Figure out what relationships your dataset encodes, and/or what relationships between facts you want to use to answer the queries.

(example)

Express the list of queries as prolog goals, one to a line, in a .queries file.

(example)

Express the knowledge base as a set of facts files. If the predicate has 1 argument, or 3 or more arguments, you have to put it in a .facts file. 2-argument predicates can be stored more efficiently as a graph or sparse graph.

(example)

Express the logical rules you wish the computer to employ as a set of prolog rules in a .rules file.

(example)

Generating Training Data

For each training example (query) ProPPR needs at least one positive and at least one negative example. Generating positive examples is easy if you already have the correct answers. Negative examples in ProPPR are more challenging, since you have to find solutions to the query that are reachable through the logic program but are nonetheless incorrect solutions. If you just put "reasonable" negative examples in the training file, you're not guaranteed to ever see them in output, and ProPPR won't actually be able to use them in training.
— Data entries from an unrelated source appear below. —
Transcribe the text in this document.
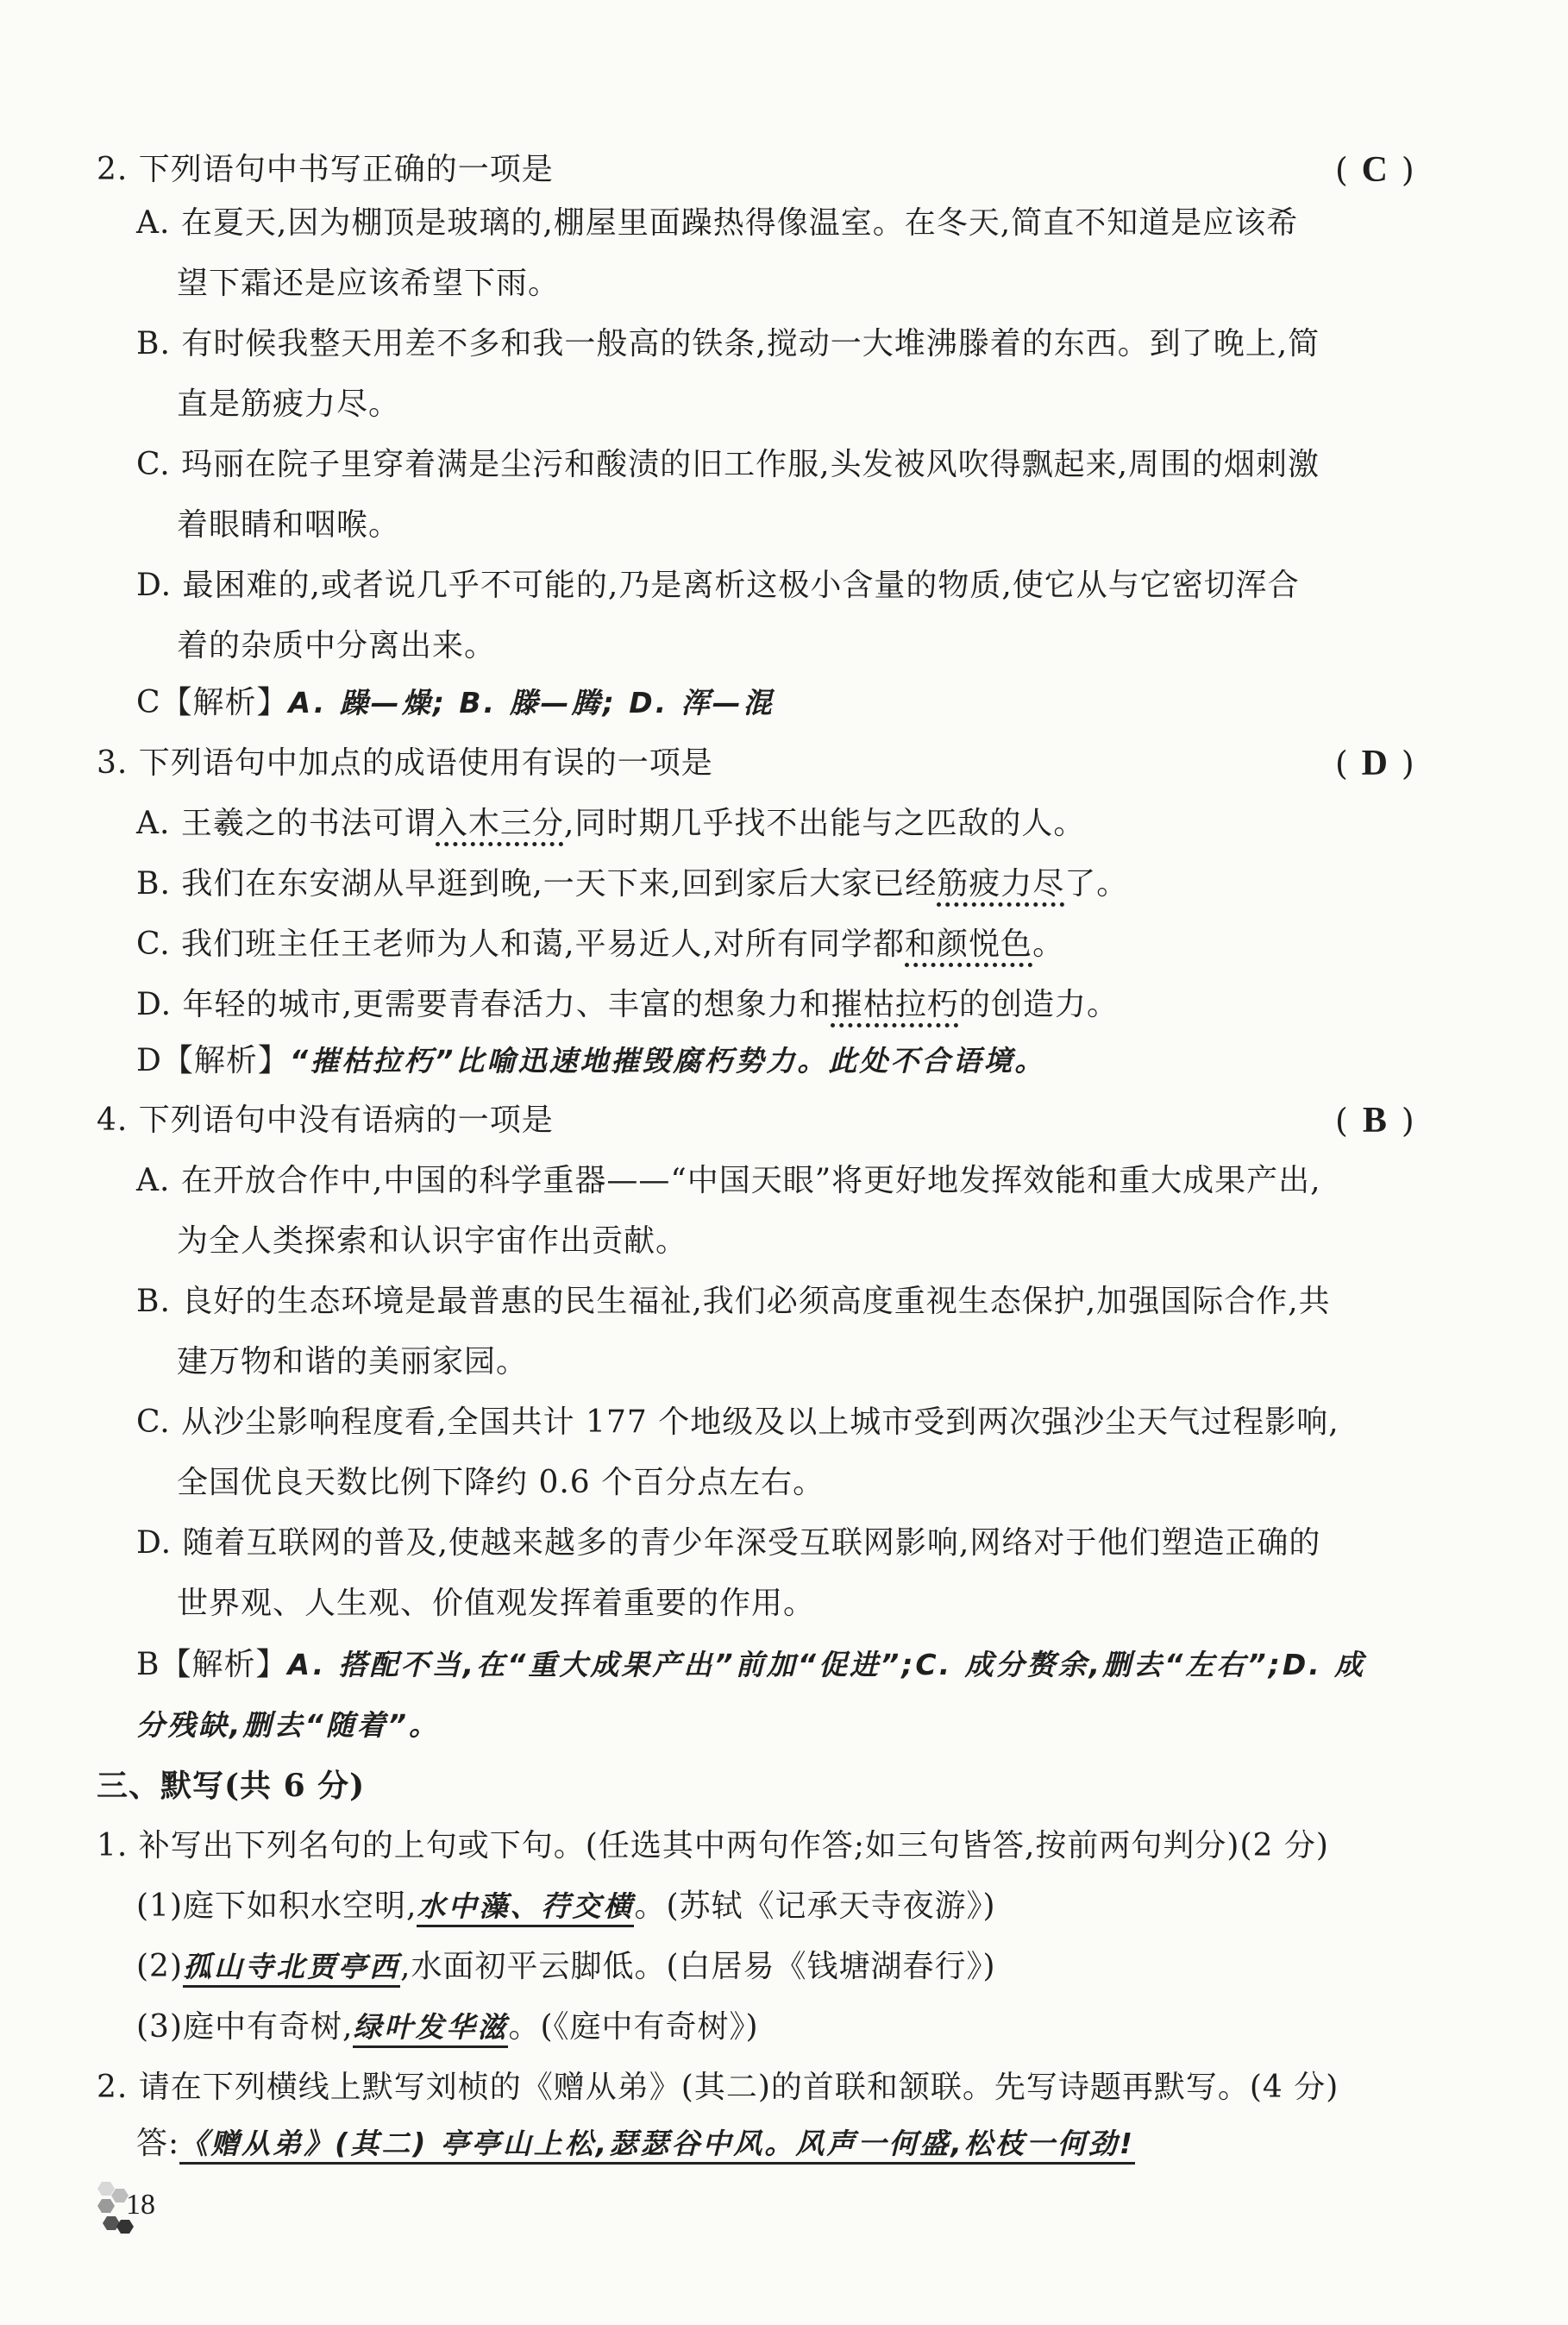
2. 下列语句中书写正确的一项是	( C )
A. 在夏天,因为棚顶是玻璃的,棚屋里面躁热得像温室。在冬天,简直不知道是应该希
望下霜还是应该希望下雨。
B. 有时候我整天用差不多和我一般高的铁条,搅动一大堆沸滕着的东西。到了晚上,简
直是筋疲力尽。
C. 玛丽在院子里穿着满是尘污和酸渍的旧工作服,头发被风吹得飘起来,周围的烟刺激
着眼睛和咽喉。
D. 最困难的,或者说几乎不可能的,乃是离析这极小含量的物质,使它从与它密切浑合
着的杂质中分离出来。
C【解析】A. 躁—燥; B. 滕—腾; D. 浑—混
3. 下列语句中加点的成语使用有误的一项是	( D )
A. 王羲之的书法可谓入木三分,同时期几乎找不出能与之匹敌的人。
B. 我们在东安湖从早逛到晚,一天下来,回到家后大家已经筋疲力尽了。
C. 我们班主任王老师为人和蔼,平易近人,对所有同学都和颜悦色。
D. 年轻的城市,更需要青春活力、丰富的想象力和摧枯拉朽的创造力。
D【解析】“摧枯拉朽”比喻迅速地摧毁腐朽势力。此处不合语境。
4. 下列语句中没有语病的一项是	( B )
A. 在开放合作中,中国的科学重器——“中国天眼”将更好地发挥效能和重大成果产出,
为全人类探索和认识宇宙作出贡献。
B. 良好的生态环境是最普惠的民生福祉,我们必须高度重视生态保护,加强国际合作,共
建万物和谐的美丽家园。
C. 从沙尘影响程度看,全国共计 177 个地级及以上城市受到两次强沙尘天气过程影响,
全国优良天数比例下降约 0.6 个百分点左右。
D. 随着互联网的普及,使越来越多的青少年深受互联网影响,网络对于他们塑造正确的
世界观、人生观、价值观发挥着重要的作用。
B【解析】A. 搭配不当,在“重大成果产出”前加“促进”;C. 成分赘余,删去“左右”;D. 成
分残缺,删去“随着”。
三、默写(共 6 分)
1. 补写出下列名句的上句或下句。(任选其中两句作答;如三句皆答,按前两句判分)(2 分)
(1)庭下如积水空明,水中藻、荇交横。(苏轼《记承天寺夜游》)
(2)孤山寺北贾亭西,水面初平云脚低。(白居易《钱塘湖春行》)
(3)庭中有奇树,绿叶发华滋。(《庭中有奇树》)
2. 请在下列横线上默写刘桢的《赠从弟》(其二)的首联和颔联。先写诗题再默写。(4 分)
答:《赠从弟》(其二) 亭亭山上松,瑟瑟谷中风。风声一何盛,松枝一何劲!
18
Take the queries for which you know the correct answers, and run them on the logic program using QueryAnswerer. Process the solutions file to determine whether ProPPR could obtain the correct answer to each query. For now, we're not concerned with the ranking of the correct answer, only if the pool of logical solutions to a query included the gold/positive solution. If the correct answer was reachable from the query for only a few queries, you will want to re-write your rules file or add more facts to the KB.

Once you're satisfied with the recall of your logic program, drop the queries whose correct answers could not be reached or that only showed one solution (since remember we need at least two). Collect negative examples for each query by taking every incorrect solution whose rank is a perfect square (so the 1st, 4th, 9th, 16th, 25th, etc, until you run out of incorrect answers for the query). This method preferentially samples high-ranked negative examples without ignoring low-ranked negative examples, and was introduced to our lab by Ni Lao.

Construct a training file which includes on each line a query, its correct answer(s) (+), and the sampled incorrect answers reachable through the logic program (-).